Children with learning disabilities can succeed when solid coping skills and strategies are developed.

Learning disabilities (LDs) affect one or more of the ways that a person takes in, stores, remembers, or uses information. Between 5 and 10 percent of Canadians have LDs.

LDs are a life-long condition – they do not go away – but can be coped with successfully when solid coping skills and strategies are developed. For example, using areas of strength to compensate and accommodations such as technology.

LDs and their effects are different from child to child, so a child’s pattern of learning abilities needs to be understood in order to find good, effective strategies for compensation.

LDs result from impairments in one or more psychological processes related to perceiving, thinking, remembering or learning. These include, but are not limited to: language processing; phonological processing; visual spatial processing; processing speed; memory and attention; and executive functions (e.g. planning and decision-making). Learning disabilities are specific, not global impairments and as such are distinct from intellectual disabilities.

Learning disabilities range in severity and invariably interfere with the acquisition and use of one or more of the following important skills:

  • oral language (e.g., listening, speaking, understanding)
  • reading (e.g., decoding, comprehension)
  • written language (e.g., spelling, written expression)
  • mathematics (e.g., computation, problem solving)

LDs may also cause difficulties with organizational skills, social perception and social interaction.

LDs are due to genetic, other congenital and/or acquired neurobiological factors.

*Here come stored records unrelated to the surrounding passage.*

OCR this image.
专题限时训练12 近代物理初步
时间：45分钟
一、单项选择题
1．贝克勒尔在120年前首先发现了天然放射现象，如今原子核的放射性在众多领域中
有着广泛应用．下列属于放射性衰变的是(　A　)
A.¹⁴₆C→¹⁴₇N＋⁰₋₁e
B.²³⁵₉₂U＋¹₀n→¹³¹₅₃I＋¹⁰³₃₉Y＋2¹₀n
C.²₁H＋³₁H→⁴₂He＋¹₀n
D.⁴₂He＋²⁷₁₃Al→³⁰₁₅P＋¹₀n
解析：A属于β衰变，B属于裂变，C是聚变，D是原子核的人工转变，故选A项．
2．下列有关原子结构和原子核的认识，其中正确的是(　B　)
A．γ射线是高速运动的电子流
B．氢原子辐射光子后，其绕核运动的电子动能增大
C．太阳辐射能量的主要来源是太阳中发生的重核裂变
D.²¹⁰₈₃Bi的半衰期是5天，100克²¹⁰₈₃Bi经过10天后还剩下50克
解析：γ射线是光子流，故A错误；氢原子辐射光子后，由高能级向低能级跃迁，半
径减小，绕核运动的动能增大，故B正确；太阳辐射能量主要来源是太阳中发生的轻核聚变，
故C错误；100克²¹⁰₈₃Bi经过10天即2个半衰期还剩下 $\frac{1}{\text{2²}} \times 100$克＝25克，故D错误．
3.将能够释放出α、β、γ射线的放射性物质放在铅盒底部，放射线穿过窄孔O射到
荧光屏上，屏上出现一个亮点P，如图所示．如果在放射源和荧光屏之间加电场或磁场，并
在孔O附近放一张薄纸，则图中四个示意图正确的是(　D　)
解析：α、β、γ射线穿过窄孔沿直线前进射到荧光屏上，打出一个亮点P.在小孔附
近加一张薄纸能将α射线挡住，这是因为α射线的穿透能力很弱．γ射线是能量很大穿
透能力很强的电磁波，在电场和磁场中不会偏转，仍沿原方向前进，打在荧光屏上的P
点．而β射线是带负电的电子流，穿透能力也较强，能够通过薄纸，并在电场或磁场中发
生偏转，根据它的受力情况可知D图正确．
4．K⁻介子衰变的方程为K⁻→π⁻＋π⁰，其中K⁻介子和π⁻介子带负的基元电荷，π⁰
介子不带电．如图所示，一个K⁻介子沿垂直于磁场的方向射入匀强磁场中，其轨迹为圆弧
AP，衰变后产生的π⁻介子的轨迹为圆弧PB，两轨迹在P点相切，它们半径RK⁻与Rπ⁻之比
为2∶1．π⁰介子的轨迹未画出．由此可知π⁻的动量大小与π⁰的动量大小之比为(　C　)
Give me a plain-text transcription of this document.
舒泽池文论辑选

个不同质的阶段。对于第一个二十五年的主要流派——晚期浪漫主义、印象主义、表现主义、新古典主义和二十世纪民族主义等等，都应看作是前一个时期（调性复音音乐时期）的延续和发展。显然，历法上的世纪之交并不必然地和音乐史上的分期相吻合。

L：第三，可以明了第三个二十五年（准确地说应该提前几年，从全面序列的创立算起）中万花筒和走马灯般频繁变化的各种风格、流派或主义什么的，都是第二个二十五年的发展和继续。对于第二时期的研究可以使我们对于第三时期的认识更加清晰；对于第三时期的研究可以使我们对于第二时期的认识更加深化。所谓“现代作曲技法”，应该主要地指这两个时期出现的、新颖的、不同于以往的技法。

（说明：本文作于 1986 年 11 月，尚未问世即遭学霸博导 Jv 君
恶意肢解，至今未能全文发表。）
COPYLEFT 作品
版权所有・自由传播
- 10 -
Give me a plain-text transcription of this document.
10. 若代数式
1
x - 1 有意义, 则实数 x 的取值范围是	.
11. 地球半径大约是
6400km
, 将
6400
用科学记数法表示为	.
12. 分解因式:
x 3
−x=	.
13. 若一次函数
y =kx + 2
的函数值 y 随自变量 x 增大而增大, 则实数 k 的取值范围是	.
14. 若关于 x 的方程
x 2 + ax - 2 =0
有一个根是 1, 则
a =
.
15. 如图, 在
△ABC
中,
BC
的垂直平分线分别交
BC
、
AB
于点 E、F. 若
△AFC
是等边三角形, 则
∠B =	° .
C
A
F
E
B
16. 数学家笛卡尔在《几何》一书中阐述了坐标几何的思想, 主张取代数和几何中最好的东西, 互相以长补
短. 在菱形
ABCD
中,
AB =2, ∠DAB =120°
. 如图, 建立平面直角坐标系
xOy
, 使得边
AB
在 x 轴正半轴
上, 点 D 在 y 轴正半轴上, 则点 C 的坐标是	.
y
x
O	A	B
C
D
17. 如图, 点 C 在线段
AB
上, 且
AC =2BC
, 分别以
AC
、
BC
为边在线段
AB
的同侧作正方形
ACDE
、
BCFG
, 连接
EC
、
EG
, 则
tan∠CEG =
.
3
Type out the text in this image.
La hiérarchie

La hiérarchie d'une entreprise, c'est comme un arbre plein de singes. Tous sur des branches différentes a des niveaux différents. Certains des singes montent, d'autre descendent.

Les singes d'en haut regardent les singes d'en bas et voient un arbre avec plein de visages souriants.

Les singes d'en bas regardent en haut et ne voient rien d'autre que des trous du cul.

They are not caused by factors such as cultural or language differences, inadequate or inappropriate instruction, socio-economic status or lack of motivation. Any one of these and other factors may, however, compound the impact of learning disabilities. Frequently learning disabilities co-exist with other conditions, including attentional, behavioural and emotional disorders, sensory impairments or other medical conditions.

For success, persons with learning disabilities require specialized interventions in home, school, community and workplace settings, appropriate to their individual strengths and needs, including:

  • specific skill instruction;
  • the development of compensatory strategies;
  • the development of self-advocacy skills;
  • appropriate accommodations.

Types of Learning Disabilities

LDs take so many forms, and vary in intensity so much, that it is not simple to list them all, but there are some broad categories which they all fall into:

LDs that affect Academics: Difficulties with spelling, reading, listening, focussing, remembering and writing can have an impact on all areas of school subjects.

LDs that affect Organization and Focus: A series of executive functions allow us to do things like plan, predict, organize and focus. LDs that interfere with these things can interfere with how we manage our lives and physical space. ADHD, which does affect executive functions, is coming to be seen as an LD because of this.

LDs that affect Social Life: We learn how to be socially successful, even though we don’t notice that we’re learning. So LDs that make it difficult to interpret facial expressions, body language, or tones of voice can have a real impact on a person’s social life.

LDs that affect Physical Interaction With the World: Again, without knowing, we are constantly receiving information about our surroundings and about our bodies: our balance, coordination and movement are all based on this information. So an LD that interferes with how we understand that information can cause a person to be uncoordinated or “clumsy.”

The following is a checklist of characteristics that may point to a learning disability. Most people will, from time to time, see one or more of these warning signs in their children. This is normal. If, however, you see several of these characteristics over a long period of time, consider the possibility of a learning disability.

What Are Some Common Signs of Learning Disabilities?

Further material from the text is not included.